Orange, Bouygues Telecom et Free (Iliad) annoncent avoir signé un protocole d’accord pour le rachat de SFR à hauteur 20,35 milliards d’euros. Les trois opérateurs, qui ont formé un consortium pour réaliser l’acquisition, disent dans un communiqué de presse commun qu’ils ont noué un accord avec Altice France, la maison-mère de SFR, pour ce qu’ils présentent comme étant « l’une des plus importantes opérations industrielles en Europe dans le secteur des télécommunications ».

Un accord trouvé pour l’acquisition de SFR
Le prix du rachat de SFR est de 20,35 milliards d’euros, sous réserve d’ajustements de clôture. Ces ajustements incluent :
- un complément de prix potentiel (earn-out) pouvant atteindre 650 millions d’euros ;
- un mécanisme d’ajustement de prix potentiel à la baisse et des clauses de sortie à la main du consortium ou d’Altice France (clause de sauvegarde), en fonction de la performance financière de SFR jusqu’au bouclage de l’opération ;
- des mécanismes usuels d’ajustement de dette nette sur la base de comptes au bouclage de l’opération ;
- des mécanismes d’ajustement de prix liés au bon respect des engagements d’Altice France jusqu’au bouclage du rachat (engagements réglementaires et engagements d’investissement).

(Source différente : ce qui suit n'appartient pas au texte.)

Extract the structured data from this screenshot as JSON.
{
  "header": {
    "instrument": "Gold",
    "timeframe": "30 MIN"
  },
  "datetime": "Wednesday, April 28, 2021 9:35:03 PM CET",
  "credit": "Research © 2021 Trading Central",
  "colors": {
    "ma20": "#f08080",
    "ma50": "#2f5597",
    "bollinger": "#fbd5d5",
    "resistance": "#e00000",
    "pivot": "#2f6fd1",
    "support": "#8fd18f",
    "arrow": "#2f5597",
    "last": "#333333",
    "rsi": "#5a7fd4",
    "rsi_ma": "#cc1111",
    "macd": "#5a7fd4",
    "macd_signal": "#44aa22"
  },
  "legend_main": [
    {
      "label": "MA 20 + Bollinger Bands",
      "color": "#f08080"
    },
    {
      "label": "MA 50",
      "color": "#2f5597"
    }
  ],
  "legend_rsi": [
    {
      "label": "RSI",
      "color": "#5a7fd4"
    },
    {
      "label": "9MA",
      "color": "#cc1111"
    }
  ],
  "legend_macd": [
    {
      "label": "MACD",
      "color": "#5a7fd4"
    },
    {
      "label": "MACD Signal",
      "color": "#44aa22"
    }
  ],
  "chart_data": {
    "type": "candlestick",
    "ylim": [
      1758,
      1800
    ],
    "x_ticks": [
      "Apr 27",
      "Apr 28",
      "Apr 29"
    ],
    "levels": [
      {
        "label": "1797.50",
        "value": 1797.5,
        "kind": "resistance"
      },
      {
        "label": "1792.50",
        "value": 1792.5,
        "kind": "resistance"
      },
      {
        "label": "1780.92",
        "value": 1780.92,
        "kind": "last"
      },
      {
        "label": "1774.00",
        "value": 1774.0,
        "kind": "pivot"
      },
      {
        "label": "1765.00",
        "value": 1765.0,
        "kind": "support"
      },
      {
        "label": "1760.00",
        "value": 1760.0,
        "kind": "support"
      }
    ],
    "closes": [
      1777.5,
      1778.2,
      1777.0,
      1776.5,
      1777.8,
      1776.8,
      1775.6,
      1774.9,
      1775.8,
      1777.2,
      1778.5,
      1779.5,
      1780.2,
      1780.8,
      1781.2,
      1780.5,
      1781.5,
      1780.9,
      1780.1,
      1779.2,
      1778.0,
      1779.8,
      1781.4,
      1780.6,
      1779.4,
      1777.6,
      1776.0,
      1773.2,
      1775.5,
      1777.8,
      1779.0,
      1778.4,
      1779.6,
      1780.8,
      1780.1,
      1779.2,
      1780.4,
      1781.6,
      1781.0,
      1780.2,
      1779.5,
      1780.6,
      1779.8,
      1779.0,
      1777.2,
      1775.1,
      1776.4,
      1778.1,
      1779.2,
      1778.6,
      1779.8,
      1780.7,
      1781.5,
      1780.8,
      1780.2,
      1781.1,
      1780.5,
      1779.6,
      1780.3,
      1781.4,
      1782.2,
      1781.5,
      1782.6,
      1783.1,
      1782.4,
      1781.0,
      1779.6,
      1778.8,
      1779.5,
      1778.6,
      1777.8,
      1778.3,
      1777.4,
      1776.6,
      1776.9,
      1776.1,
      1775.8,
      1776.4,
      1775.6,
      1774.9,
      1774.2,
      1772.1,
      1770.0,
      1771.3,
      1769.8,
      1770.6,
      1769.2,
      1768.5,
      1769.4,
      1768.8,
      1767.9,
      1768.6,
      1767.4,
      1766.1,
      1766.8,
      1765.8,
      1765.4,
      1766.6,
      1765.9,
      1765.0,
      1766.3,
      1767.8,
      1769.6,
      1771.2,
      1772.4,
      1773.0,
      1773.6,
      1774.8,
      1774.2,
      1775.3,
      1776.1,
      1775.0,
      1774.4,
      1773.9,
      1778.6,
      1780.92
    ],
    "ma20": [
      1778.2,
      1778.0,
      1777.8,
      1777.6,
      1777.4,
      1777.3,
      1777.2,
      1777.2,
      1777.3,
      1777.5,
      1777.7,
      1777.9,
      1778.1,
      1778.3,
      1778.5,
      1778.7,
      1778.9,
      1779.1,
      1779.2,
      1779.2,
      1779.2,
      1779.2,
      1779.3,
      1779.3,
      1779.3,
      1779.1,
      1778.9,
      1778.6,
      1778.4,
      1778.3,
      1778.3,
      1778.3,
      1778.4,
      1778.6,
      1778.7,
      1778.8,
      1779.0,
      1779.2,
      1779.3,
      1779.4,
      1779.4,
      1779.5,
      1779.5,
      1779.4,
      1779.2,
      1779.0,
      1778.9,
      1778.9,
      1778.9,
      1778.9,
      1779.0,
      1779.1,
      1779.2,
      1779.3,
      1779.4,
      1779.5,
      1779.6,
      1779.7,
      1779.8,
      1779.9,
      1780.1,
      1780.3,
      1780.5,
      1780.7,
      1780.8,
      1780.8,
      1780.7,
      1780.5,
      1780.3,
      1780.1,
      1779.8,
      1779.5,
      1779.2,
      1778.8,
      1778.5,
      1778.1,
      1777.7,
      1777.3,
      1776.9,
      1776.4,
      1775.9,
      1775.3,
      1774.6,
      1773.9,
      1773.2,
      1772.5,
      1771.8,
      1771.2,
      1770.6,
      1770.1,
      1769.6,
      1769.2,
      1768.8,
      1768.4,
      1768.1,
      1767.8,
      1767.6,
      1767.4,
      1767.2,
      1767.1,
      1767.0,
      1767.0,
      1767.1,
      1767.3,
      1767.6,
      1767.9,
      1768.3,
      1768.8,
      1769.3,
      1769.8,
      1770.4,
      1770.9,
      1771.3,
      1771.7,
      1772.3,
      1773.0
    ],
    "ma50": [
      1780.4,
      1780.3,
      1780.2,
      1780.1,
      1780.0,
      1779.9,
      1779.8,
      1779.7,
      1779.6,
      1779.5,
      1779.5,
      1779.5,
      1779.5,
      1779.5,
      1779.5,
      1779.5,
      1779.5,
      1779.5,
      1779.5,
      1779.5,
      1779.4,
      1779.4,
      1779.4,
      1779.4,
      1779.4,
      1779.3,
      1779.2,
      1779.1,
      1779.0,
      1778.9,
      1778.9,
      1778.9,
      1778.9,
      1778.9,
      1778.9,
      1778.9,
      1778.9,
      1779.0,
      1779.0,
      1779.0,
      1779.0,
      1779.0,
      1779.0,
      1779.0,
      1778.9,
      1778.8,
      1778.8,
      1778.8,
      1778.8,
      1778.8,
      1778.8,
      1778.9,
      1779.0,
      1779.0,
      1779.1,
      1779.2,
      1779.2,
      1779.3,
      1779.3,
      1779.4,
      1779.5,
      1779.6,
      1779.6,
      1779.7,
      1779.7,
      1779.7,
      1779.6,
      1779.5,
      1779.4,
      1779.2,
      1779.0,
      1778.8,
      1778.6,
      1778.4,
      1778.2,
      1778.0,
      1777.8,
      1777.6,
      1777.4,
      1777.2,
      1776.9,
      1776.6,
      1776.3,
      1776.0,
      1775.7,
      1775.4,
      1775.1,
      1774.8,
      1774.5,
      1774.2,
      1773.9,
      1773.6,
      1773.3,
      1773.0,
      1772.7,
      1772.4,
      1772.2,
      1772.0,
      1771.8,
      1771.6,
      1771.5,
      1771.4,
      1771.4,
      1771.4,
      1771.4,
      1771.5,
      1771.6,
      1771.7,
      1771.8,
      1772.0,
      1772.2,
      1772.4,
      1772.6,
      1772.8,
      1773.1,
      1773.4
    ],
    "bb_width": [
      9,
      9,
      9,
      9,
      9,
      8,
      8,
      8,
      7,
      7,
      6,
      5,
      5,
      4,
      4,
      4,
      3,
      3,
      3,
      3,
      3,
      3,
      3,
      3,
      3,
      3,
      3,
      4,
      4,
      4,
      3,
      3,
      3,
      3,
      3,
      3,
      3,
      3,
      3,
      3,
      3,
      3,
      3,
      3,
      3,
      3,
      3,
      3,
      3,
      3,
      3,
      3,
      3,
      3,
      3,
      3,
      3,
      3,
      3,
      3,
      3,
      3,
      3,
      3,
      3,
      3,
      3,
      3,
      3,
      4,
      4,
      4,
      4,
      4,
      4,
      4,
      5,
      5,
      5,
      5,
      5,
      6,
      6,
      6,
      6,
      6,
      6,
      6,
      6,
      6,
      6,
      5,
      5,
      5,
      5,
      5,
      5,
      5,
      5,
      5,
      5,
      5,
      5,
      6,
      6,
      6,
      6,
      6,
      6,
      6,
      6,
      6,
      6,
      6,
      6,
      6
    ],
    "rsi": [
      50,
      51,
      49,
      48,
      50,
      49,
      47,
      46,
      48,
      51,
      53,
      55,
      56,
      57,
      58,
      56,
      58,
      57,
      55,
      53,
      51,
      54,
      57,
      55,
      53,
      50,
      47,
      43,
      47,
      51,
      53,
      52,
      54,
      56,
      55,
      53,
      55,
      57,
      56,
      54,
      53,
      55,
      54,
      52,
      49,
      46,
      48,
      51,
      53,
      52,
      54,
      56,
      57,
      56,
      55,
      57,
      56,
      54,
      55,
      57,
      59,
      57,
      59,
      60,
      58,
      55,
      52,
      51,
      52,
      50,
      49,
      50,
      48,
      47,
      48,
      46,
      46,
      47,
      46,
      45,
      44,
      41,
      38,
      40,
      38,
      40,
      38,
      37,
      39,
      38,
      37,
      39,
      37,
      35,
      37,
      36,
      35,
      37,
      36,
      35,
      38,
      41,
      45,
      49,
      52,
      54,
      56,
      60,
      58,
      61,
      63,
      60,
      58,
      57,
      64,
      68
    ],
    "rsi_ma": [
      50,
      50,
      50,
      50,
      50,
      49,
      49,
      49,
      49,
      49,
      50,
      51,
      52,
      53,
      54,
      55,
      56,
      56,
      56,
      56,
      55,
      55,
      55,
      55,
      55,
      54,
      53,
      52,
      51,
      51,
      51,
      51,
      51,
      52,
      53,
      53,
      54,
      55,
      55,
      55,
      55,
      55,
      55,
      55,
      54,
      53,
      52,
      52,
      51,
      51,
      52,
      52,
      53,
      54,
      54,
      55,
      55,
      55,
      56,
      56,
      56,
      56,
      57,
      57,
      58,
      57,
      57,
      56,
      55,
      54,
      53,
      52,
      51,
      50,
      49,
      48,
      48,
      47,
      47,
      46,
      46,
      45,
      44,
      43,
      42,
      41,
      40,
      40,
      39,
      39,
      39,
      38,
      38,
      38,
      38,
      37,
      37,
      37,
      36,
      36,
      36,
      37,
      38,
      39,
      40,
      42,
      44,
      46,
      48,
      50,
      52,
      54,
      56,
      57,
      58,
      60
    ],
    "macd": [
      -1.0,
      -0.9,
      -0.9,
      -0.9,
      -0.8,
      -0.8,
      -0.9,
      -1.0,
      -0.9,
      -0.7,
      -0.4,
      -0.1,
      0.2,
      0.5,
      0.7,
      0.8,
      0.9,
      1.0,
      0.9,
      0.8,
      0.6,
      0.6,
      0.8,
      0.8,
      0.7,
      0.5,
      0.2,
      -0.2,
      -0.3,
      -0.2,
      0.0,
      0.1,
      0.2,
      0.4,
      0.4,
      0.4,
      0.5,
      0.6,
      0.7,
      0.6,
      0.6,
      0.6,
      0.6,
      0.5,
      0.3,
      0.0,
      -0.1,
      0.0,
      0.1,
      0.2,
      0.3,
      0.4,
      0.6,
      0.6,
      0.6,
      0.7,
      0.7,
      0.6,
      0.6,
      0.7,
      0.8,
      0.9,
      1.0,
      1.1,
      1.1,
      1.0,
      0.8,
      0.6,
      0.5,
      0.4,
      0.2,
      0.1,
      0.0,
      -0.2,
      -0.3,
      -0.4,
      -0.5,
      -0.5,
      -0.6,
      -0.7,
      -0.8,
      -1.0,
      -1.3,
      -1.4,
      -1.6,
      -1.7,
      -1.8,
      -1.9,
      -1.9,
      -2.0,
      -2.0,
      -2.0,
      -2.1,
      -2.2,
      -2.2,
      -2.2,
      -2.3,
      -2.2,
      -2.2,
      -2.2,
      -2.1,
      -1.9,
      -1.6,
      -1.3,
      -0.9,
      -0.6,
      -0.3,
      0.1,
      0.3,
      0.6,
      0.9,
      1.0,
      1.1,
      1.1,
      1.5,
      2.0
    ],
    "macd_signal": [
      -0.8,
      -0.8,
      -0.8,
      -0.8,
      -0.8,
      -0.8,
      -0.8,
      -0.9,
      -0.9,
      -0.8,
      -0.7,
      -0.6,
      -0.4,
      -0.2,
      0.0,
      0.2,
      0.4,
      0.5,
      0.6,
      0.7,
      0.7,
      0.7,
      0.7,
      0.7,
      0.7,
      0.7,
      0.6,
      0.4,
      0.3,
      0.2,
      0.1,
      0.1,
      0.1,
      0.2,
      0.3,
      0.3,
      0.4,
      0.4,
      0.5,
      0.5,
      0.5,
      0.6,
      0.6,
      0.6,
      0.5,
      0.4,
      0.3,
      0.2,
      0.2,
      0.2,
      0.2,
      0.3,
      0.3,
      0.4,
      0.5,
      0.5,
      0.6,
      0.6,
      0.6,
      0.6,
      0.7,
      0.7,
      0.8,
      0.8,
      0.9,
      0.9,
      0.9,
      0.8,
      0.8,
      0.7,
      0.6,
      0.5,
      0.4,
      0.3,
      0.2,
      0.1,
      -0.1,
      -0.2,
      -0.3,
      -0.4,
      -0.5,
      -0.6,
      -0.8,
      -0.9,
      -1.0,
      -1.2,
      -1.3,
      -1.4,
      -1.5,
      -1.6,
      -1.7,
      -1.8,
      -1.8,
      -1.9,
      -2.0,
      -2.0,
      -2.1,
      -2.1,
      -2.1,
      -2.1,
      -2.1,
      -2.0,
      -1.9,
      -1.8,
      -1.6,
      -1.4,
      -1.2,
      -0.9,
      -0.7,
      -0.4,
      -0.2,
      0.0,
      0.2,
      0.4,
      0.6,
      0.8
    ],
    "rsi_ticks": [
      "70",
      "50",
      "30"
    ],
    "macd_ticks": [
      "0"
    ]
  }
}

Des indemnités de rupture (break-up fee ou clause de sortie) sont prévues. Elles pourraient varier de 100 millions d’euros et, en cas de signature, jusqu’à 2 milliards d’euros selon l’initiateur de la sortie, les motifs et la date de sortie de l’opération. Elles seraient supportées à parts égales par les membres du consortium, y compris, sous certaines conditions, en cas d’arrêt de l’opération du rachat de SFR à l’initiative d’Altice France. Par ailleurs, Orange, Bouygues Telecom et Free bénéficient de mécanismes usuels de garantie d’actifs et de passifs.
La répartition du prix entre les acquéreurs reste inchangée par rapport à l’offre indicative du 17 avril 2026, à savoir environ 42 % pour Bouygues Telecom, 31 % pour Free et 27 % pour Orange. Ces pourcentages pourraient varier d’ici en fonction de l’évolution des bases clients.
Comment les opérateurs vont se partager les clients de SFR
L’opération consiste en l’acquisition de titres (share deal) de la société SFR SA par le consortium.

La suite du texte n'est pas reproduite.